As Ivan got out of the car, the sound of the bay at the end of his unlit block washed through the dense gray of the early morning. One lingering gull sang out as white fog radiated down his street, from what felt like a softer history: one less jagged than this one.
“See you in like, an hour for school, you busted hooker.” Alexa peeled off and the night absorbed the sound of her tires.
Ivan turned on his phone’s flashlight to illuminate the winding street that led to his parents’ house, just off Main Street. Exhaustion clouded his mind and his footsteps on the wet road sounded like a razor on clean skin. He shook his head at the thought of Alexa’s increasingly cloying grasps to be edgy, and how they so obviously were triggered out of her insecurities after college acceptance letters began distribution, and her mailbox remained empty, or worse: filled with small envelopes. Some people shut down when feeling insecure, but Alexa displayed more of her gooey insides to the world. It made him so nervous to be around.

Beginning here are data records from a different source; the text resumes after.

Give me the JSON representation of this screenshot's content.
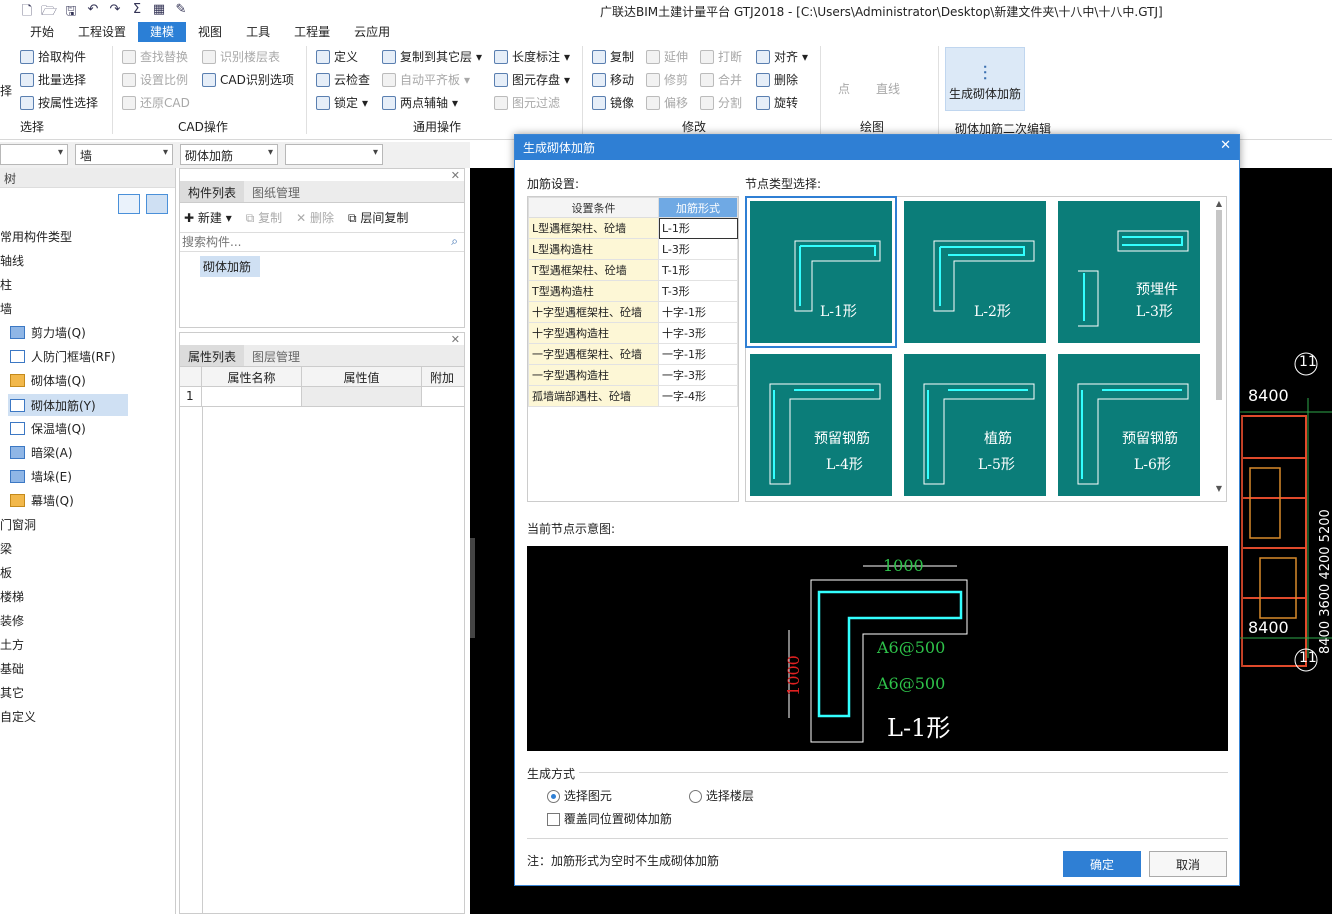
{
  "app": {
    "title": "广联达BIM土建计量平台 GTJ2018 - [C:\\Users\\Administrator\\Desktop\\新建文件夹\\十八中\\十八中.GTJ]"
  },
  "menu": [
    "开始",
    "工程设置",
    "建模",
    "视图",
    "工具",
    "工程量",
    "云应用"
  ],
  "ribbon": {
    "select": {
      "items": [
        "拾取构件",
        "批量选择",
        "按属性选择"
      ],
      "label": "选择",
      "left_fragment": "择"
    },
    "cad": {
      "items": [
        "查找替换",
        "识别楼层表",
        "设置比例",
        "CAD识别选项",
        "还原CAD"
      ],
      "label": "CAD操作"
    },
    "general": {
      "items": [
        "定义",
        "复制到其它层",
        "长度标注",
        "云检查",
        "自动平齐板",
        "图元存盘",
        "锁定",
        "两点辅轴",
        "图元过滤"
      ],
      "label": "通用操作"
    },
    "modify": {
      "items": [
        "复制",
        "延伸",
        "打断",
        "对齐",
        "移动",
        "修剪",
        "合并",
        "删除",
        "镜像",
        "偏移",
        "分割",
        "旋转"
      ],
      "label": "修改"
    },
    "draw": {
      "items": [
        "点",
        "直线"
      ],
      "label": "绘图"
    },
    "masonry": {
      "button": "生成砌体加筋",
      "label": "砌体加筋二次编辑"
    }
  },
  "toolbar2": {
    "combo1": "",
    "combo2": "墙",
    "combo3": "砌体加筋",
    "combo4": ""
  },
  "tree": {
    "header": "树",
    "items": [
      "常用构件类型",
      "轴线",
      "柱",
      "墙",
      "剪力墙(Q)",
      "人防门框墙(RF)",
      "砌体墙(Q)",
      "砌体加筋(Y)",
      "保温墙(Q)",
      "暗梁(A)",
      "墙垛(E)",
      "幕墙(Q)",
      "门窗洞",
      "梁",
      "板",
      "楼梯",
      "装修",
      "土方",
      "基础",
      "其它",
      "自定义"
    ]
  },
  "component_panel": {
    "tabs": [
      "构件列表",
      "图纸管理"
    ],
    "actions": [
      "新建",
      "复制",
      "删除",
      "层间复制"
    ],
    "search_placeholder": "搜索构件...",
    "items": [
      "砌体加筋"
    ]
  },
  "property_panel": {
    "tabs": [
      "属性列表",
      "图层管理"
    ],
    "columns": [
      "属性名称",
      "属性值",
      "附加"
    ],
    "rows": [
      "1"
    ]
  },
  "cad_labels": {
    "axis_top": "11",
    "axis_bottom": "11",
    "dim1": "8400",
    "dim2": "8400",
    "v1": "5200",
    "v2": "4200",
    "v3": "3600",
    "v4": "8400"
  },
  "dialog": {
    "title": "生成砌体加筋",
    "settings_label": "加筋设置:",
    "nodes_label": "节点类型选择:",
    "columns": [
      "设置条件",
      "加筋形式"
    ],
    "rows": [
      {
        "condition": "L型遇框架柱、砼墙",
        "form": "L-1形"
      },
      {
        "condition": "L型遇构造柱",
        "form": "L-3形"
      },
      {
        "condition": "T型遇框架柱、砼墙",
        "form": "T-1形"
      },
      {
        "condition": "T型遇构造柱",
        "form": "T-3形"
      },
      {
        "condition": "十字型遇框架柱、砼墙",
        "form": "十字-1形"
      },
      {
        "condition": "十字型遇构造柱",
        "form": "十字-3形"
      },
      {
        "condition": "一字型遇框架柱、砼墙",
        "form": "一字-1形"
      },
      {
        "condition": "一字型遇构造柱",
        "form": "一字-3形"
      },
      {
        "condition": "孤墙端部遇柱、砼墙",
        "form": "一字-4形"
      }
    ],
    "nodes": [
      {
        "name": "L-1形",
        "sub": ""
      },
      {
        "name": "L-2形",
        "sub": ""
      },
      {
        "name": "L-3形",
        "sub": "预埋件"
      },
      {
        "name": "L-4形",
        "sub": "预留钢筋"
      },
      {
        "name": "L-5形",
        "sub": "植筋"
      },
      {
        "name": "L-6形",
        "sub": "预留钢筋"
      }
    ],
    "preview_label": "当前节点示意图:",
    "preview": {
      "dim_top": "1000",
      "dim_left": "1000",
      "rebar1": "A6@500",
      "rebar2": "A6@500",
      "name": "L-1形"
    },
    "gen_label": "生成方式",
    "radio1": "选择图元",
    "radio2": "选择楼层",
    "checkbox": "覆盖同位置砌体加筋",
    "note": "注：加筋形式为空时不生成砌体加筋",
    "ok": "确定",
    "cancel": "取消"
  }
}
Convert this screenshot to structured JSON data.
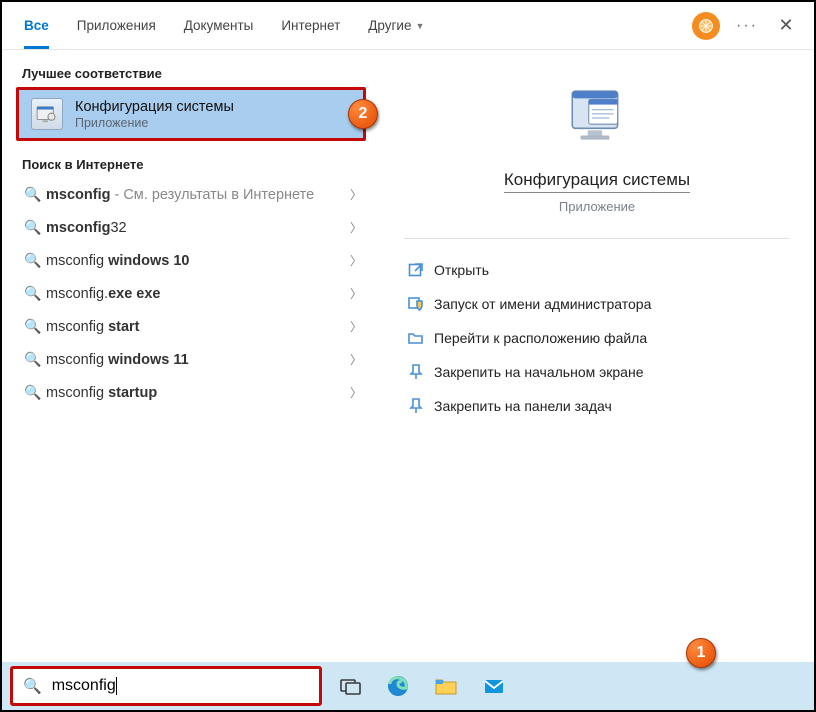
{
  "tabs": {
    "all": "Все",
    "apps": "Приложения",
    "docs": "Документы",
    "web": "Интернет",
    "more": "Другие"
  },
  "left": {
    "header_best": "Лучшее соответствие",
    "best_match": {
      "title": "Конфигурация системы",
      "subtitle": "Приложение"
    },
    "header_web": "Поиск в Интернете",
    "results": [
      {
        "bold": "msconfig",
        "rest": " - См. результаты в Интернете"
      },
      {
        "bold": "msconfig",
        "rest": "32"
      },
      {
        "bold": "msconfig ",
        "rest": "windows 10",
        "restBold": true
      },
      {
        "bold": "msconfig",
        "rest": ".exe exe",
        "restBold": true,
        "mixed": "exe"
      },
      {
        "bold": "msconfig ",
        "rest": "start",
        "restBold": true
      },
      {
        "bold": "msconfig ",
        "rest": "windows 11",
        "restBold": true
      },
      {
        "bold": "msconfig ",
        "rest": "startup",
        "restBold": true
      }
    ]
  },
  "right": {
    "title": "Конфигурация системы",
    "subtitle": "Приложение",
    "actions": {
      "open": "Открыть",
      "admin": "Запуск от имени администратора",
      "folder": "Перейти к расположению файла",
      "pin_start": "Закрепить на начальном экране",
      "pin_task": "Закрепить на панели задач"
    }
  },
  "search": {
    "query": "msconfig"
  },
  "callouts": {
    "one": "1",
    "two": "2"
  }
}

He gave a quick leap from the stone steps in the front yard to the cross-planked stoop and slinked inside, careful not to let the screen door clap. The shutter blinds of his bedroom were snapped closed, but he could still hear the late-night sprinklers his father scheduled in the spring, tilting into the air to an unnecessary height outside his window. He pulled his socks off his feet as he sat at the edge of his four-post bed.
The late spring carried an anaphylactic breeze into Massachusetts: the poplars and oaks swayed with generous offerings of pollen like zealous flower girls, covering windshields and storm drains in a thin green film. Outside Ivan’s bedroom window, a row of dense hydrangeas in a gossipy consortium lined the sagging single-car garage. Their surging green branches wavered in the upwind and triggered the motion-sensor light over the garage, illuminating the gravel driveway and sending a timed shadow puppet production onto the painted wallpaper of Ivan’s bedroom.
Ivan held the spots on his sides where the men touched his shirt and purposefully pinched at him and relived the guilty satisfaction of being wanted. He fell asleep with his arms wrapped around his sides like that, sort of hugging himself.